We will talk about contribution of APP, PSEN1, and PSEN2 in the early-onset form of the disorder. We will also try to understand why these mutations lead to Alzheimer's disease. We'll talk phenotypic variability in early-onset disease and also genetic testing for Alzheimer's disease in clinical practice.
But first, I have to make a few general points about Alzheimer's disease, which is the most common form of progressive dementia. The brain pathology is characterized by neuronal loss, eventually leading to severe brain atrophy.

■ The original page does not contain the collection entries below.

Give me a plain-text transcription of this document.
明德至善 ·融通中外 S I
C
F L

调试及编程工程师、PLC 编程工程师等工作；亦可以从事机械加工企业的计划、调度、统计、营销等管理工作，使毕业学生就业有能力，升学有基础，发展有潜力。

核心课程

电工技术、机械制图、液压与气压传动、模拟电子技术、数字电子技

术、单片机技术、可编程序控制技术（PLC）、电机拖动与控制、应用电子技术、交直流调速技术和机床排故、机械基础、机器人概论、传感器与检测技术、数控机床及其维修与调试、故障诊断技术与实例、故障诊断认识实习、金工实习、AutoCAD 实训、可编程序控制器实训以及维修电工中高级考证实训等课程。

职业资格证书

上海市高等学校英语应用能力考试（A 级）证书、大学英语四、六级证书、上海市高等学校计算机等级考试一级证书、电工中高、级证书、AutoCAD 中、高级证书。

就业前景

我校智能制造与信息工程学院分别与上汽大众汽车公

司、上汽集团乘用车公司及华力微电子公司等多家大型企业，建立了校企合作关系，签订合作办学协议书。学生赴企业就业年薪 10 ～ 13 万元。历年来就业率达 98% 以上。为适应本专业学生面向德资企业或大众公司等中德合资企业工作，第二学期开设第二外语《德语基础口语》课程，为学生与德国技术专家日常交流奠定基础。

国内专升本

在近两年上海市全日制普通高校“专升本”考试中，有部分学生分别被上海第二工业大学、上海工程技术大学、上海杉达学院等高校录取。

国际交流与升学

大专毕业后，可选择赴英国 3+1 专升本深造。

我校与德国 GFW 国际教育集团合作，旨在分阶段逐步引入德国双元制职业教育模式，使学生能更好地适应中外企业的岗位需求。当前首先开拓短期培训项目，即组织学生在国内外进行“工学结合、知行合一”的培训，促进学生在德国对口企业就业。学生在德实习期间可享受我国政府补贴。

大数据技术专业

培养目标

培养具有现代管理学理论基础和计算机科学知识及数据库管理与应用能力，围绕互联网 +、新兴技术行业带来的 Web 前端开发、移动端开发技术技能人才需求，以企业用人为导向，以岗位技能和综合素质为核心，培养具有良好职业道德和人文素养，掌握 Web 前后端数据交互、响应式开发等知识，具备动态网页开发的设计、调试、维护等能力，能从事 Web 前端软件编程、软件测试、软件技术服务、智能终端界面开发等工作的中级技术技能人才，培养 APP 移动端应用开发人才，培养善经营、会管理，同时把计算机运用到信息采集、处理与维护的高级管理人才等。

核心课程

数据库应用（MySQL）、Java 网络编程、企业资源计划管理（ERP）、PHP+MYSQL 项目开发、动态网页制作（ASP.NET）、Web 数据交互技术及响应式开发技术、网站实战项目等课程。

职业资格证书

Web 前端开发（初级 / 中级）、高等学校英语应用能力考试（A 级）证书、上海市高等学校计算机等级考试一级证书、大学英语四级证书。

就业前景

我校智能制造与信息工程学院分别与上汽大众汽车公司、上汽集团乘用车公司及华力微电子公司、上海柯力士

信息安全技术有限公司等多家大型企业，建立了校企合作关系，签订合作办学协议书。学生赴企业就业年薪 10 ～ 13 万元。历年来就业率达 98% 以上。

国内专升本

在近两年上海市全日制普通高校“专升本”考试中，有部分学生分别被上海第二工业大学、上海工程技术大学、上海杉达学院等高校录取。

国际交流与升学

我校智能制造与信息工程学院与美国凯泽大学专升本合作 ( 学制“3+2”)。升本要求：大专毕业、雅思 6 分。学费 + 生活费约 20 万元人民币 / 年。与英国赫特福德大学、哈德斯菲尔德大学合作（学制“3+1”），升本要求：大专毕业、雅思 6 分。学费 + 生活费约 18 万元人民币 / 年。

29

Accumulation of the protein called amyloid, beta-peptide, or A beta in the form of extracellular amyloid plaques is the earliest sign of the brain pathology related to Alzheimer's disease. And finally, the disease pathology also associated is the deposition of tau positive neurofibrillary tangles inside of neurons. Clearly the formation of tangles has neurotoxic consequences itself because mutations in this gene are responsible for frontotemporal dementia. However, currently there is no convincing data that tau is genetically involved in early-onset form of Alzheimer's disease.
Neurotoxic A. Beta peptides are generated by cleavage of amyloid precursor protein known as APP. It is a type 1 membrane protein, a fragment of which accumulates in Alzheimer's disease brain. Accumulation of amyloid plaques starts decaying prior to disease symptoms and precedes the tau pathologen.